À l’époque où j’ai pris la décision de reprendre des études, je ressentais une pression sociale très forte, je vivais avec un fardeau de culpabilité et surtout, je ressentais un besoin douloureux de légitimité. En tant que mère au foyer, de surcroît vivant à la campagne loin de tout et pourtant loin d’être désœuvrée, j’avais l’impression de ne pas exister : pas de case à cocher dans les formulaires, grande solitude dans les dîners, impossibilité d’avoir mon propre compte en banque en l’absence de salaire et pourtant labellisée femme gâtée, privilégiée qui n’a pas besoin de travailler pour gagner sa vie. Je voyais aussi poindre le jour où mes enfants quitteraient le nid et je voulais saisir cette opportunité unique de faire quelque chose pour moi.

Un jour, mon amie américaine Nancy Coons, qui vivait comme moi hors du monde et écrivait son premier et dernier roman, vint me trouver pour me demander de faire son portrait pour illustrer le quatrième de couverture de son opus à paraître. Nous fîmes notre séance photo sur ma terrasse parmi les rosiers, un jour de printemps. Ce qu’elle me dit ce jour-là changea le cours de mon existence : « Tu es très bonne dans ce que tu fais, tu devrais faire de la photo et te lancer comme portraitiste. » Elle n’avait pas encore vu les résultats. Il ne m’en fallait pas plus pour me mettre en action !


Retourner à l’école ? Même pas peur !


Nilay : Et tu décides de te lancer dans des études artistiques et de photographie !


J’ai en effet, contre toute attente, décidé d’étudier les Arts Plastiques à l’Université, plutôt que d’aller aux Beaux-Arts, découragée par l’examen d’entrée pour lequel je ne me sentais pas préparée. C’est au cours de ma première année de Master que j’ai fait le choix de m’orienter vers la photographie. Ce ne fut cependant pas par la pratique que je commençai, mais par la théorie, plus précisément par la recherche en Esthétique de la photographie. Je me passionnai pour les débuts difficiles et délicats de la photographie, alors qu’elle balayait plusieurs siècles de tradition picturale. À cette occasion, je découvris les écrits de Jeff Wall, professeur d’Histoire de l’Art et photographe canadien, comme moi. Outre ce lien avec mes origines, je partageais avec lui ma passion pour la peinture et la photographie et mon envie irrépressible d’établir des liens entre les deux arts visuels les plus prégnants dans notre société. Mon diplôme en poche, j’étais fermement décidée à entreprendre un doctorat et je m’étais inscrite à Paris. Cependant, je ne me sentais pas très à l’aise dans la construction d’une théorie sur la photographie sans l’avoir pratiquée. J’avais besoin de mettre la main à la pâte pour savoir de quoi je parle — question de légitimité.
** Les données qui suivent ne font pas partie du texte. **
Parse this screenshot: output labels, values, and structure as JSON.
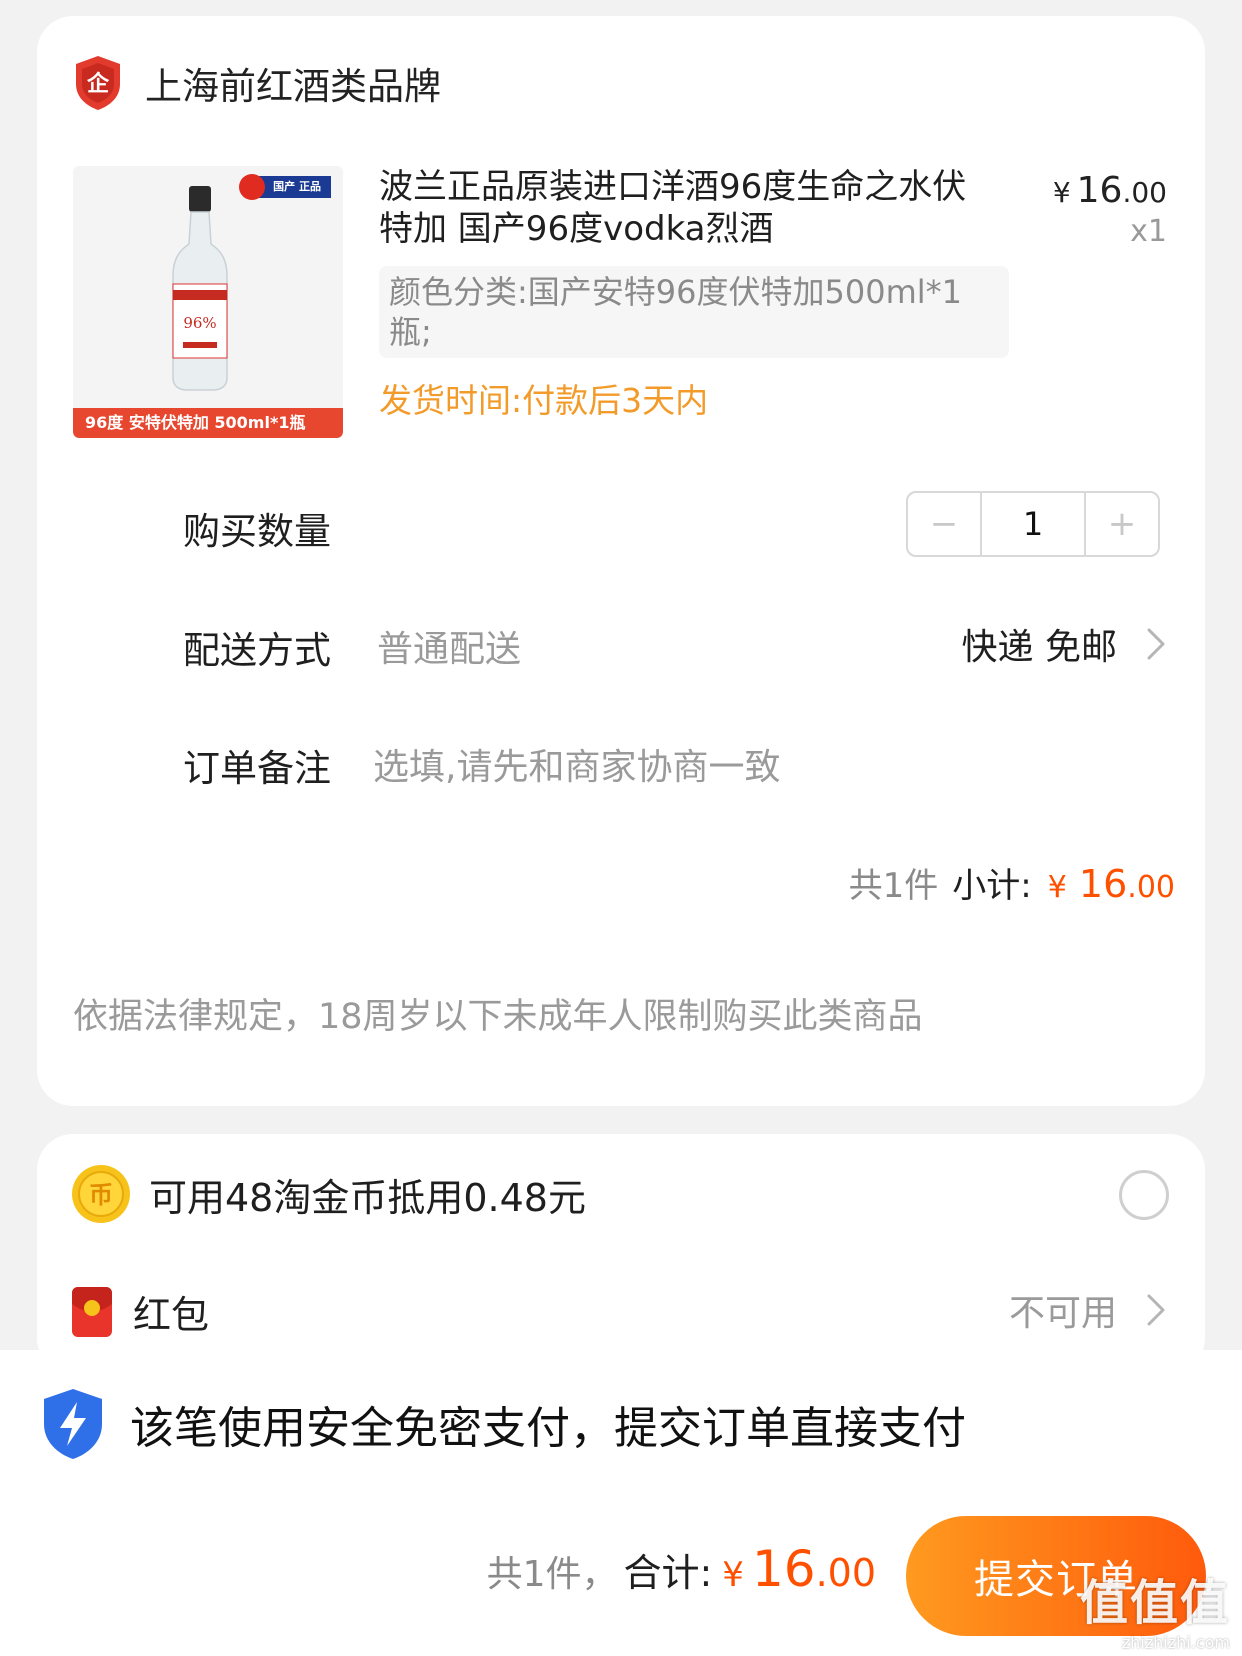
{
  "shop": {
    "name": "上海前红酒类品牌",
    "badge_char": "企"
  },
  "product": {
    "title": "波兰正品原装进口洋酒96度生命之水伏特加 国产96度vodka烈酒",
    "price_symbol": "¥",
    "price_int": "16",
    "price_dec": ".00",
    "quantity": "x1",
    "sku": "颜色分类:国产安特96度伏特加500ml*1瓶;",
    "ship_time": "发货时间:付款后3天内",
    "image_tag": "96度 安特伏特加 500ml*1瓶",
    "image_flag": "国产 正品",
    "bottle_label": "96%"
  },
  "purchase_qty": {
    "label": "购买数量",
    "value": "1",
    "minus": "−",
    "plus": "+"
  },
  "delivery": {
    "label": "配送方式",
    "value": "普通配送",
    "detail": "快递 免邮"
  },
  "note": {
    "label": "订单备注",
    "placeholder": "选填,请先和商家协商一致"
  },
  "subtotal": {
    "count": "共1件",
    "label": "小计:",
    "symbol": "¥",
    "int": "16",
    "dec": ".00"
  },
  "legal": "依据法律规定，18周岁以下未成年人限制购买此类商品",
  "coins": {
    "text": "可用48淘金币抵用0.48元",
    "icon_char": "币"
  },
  "hongbao": {
    "label": "红包",
    "status": "不可用"
  },
  "secure": {
    "text": "该笔使用安全免密支付，提交订单直接支付"
  },
  "total": {
    "count": "共1件，",
    "label": "合计:",
    "symbol": "¥",
    "int": "16",
    "dec": ".00"
  },
  "submit": {
    "label": "提交订单"
  },
  "watermark": {
    "main": "值值值",
    "sub": "zhizhizhi.com"
  },
  "colors": {
    "accent": "#ff5000",
    "ship_time": "#f39b2a",
    "button_start": "#ff9a1f",
    "button_end": "#ff5a0c"
  }
}
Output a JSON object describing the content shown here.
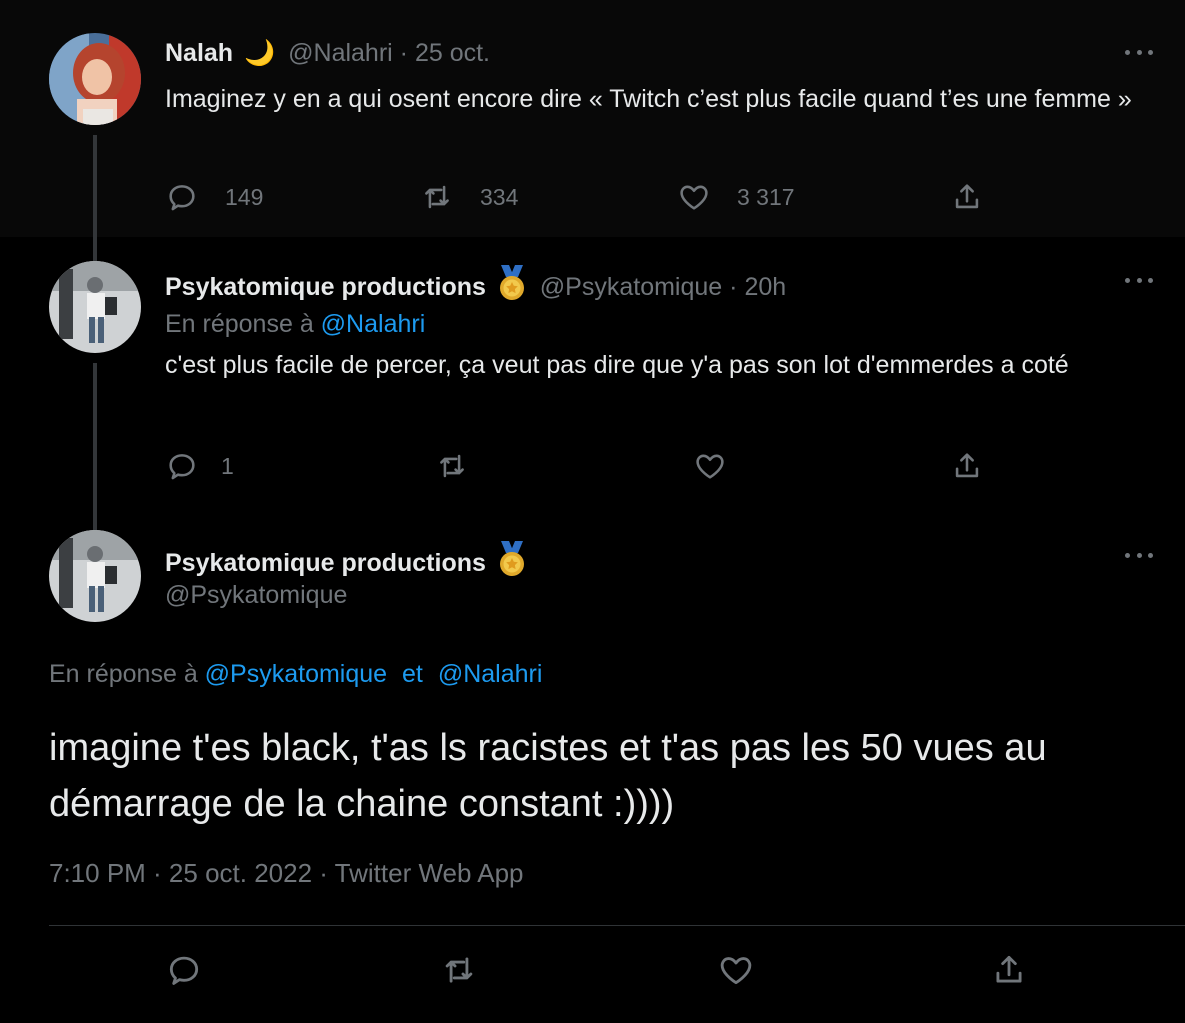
{
  "tweets": [
    {
      "name": "Nalah",
      "name_emoji": "🌙",
      "handle": "@Nalahri",
      "separator": "·",
      "time": "25 oct.",
      "text": "Imaginez y en a qui osent encore dire « Twitch c’est plus facile quand t’es une femme »",
      "actions": {
        "replies": "149",
        "retweets": "334",
        "likes": "3 317"
      }
    },
    {
      "name": "Psykatomique productions",
      "handle": "@Psykatomique",
      "separator": "·",
      "time": "20h",
      "reply_prefix": "En réponse à",
      "reply_to": "@Nalahri",
      "text": "c'est plus facile de percer, ça veut pas dire que y'a pas son lot d'emmerdes a coté",
      "actions": {
        "replies": "1",
        "retweets": "",
        "likes": ""
      }
    },
    {
      "name": "Psykatomique productions",
      "handle": "@Psykatomique",
      "reply_prefix": "En réponse à",
      "reply_to_1": "@Psykatomique",
      "reply_and": "et",
      "reply_to_2": "@Nalahri",
      "text": "imagine t'es black, t'as ls racistes et t'as pas les 50 vues au démarrage de la chaine constant :))))",
      "meta": "7:10 PM · 25 oct. 2022 · Twitter Web App"
    }
  ],
  "colors": {
    "background": "#000000",
    "text": "#e7e9ea",
    "muted": "#71767b",
    "link": "#1d9bf0"
  },
  "icons": [
    "reply-icon",
    "retweet-icon",
    "like-icon",
    "share-icon",
    "more-icon",
    "medal-icon",
    "moon-emoji"
  ]
}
Nilay : Pas trop compliqué de retourner sur les bancs de l’école à presque 40 ans ?


Quelle joie que de retourner à l’école ! J’ai toujours aimé apprendre et à l’université je me sentais comme chez moi. J’absorbais les cours comme une éponge, je dévorais les textes qu’on nous donnait à lire et je me noyais dans mes recherches. J’étais de loin la plus âgée, la plupart de mes camarades étudiants étaient à peine plus âgés que mes enfants et très vite me considérèrent comme une référence, ce qui contribua à me donner confiance en moi. J’orientai mes recherches également vers la pédagogie en explorant des méthodes non conventionnelles qui encouragent l’apprentissage par la curiosité naturelle et la créativité. Je nageais dans le bonheur !


« Je réalisai dans le même temps que le système éducatif n’est pas fait pour les enfants et qu’il ne prépare pas aux études supérieures ni à la vie active. Les jeunes qui m’entouraient étaient si démunis, pleins de préjugés alors qu’ils n’étaient même pas encore pleinement adultes ! »

Nilay : Et comment ton entourage a-t-il réagi par rapport à ta démarche ? T’ont-ils épaulée dans ou au contraire ont-ils voulu te décourager ?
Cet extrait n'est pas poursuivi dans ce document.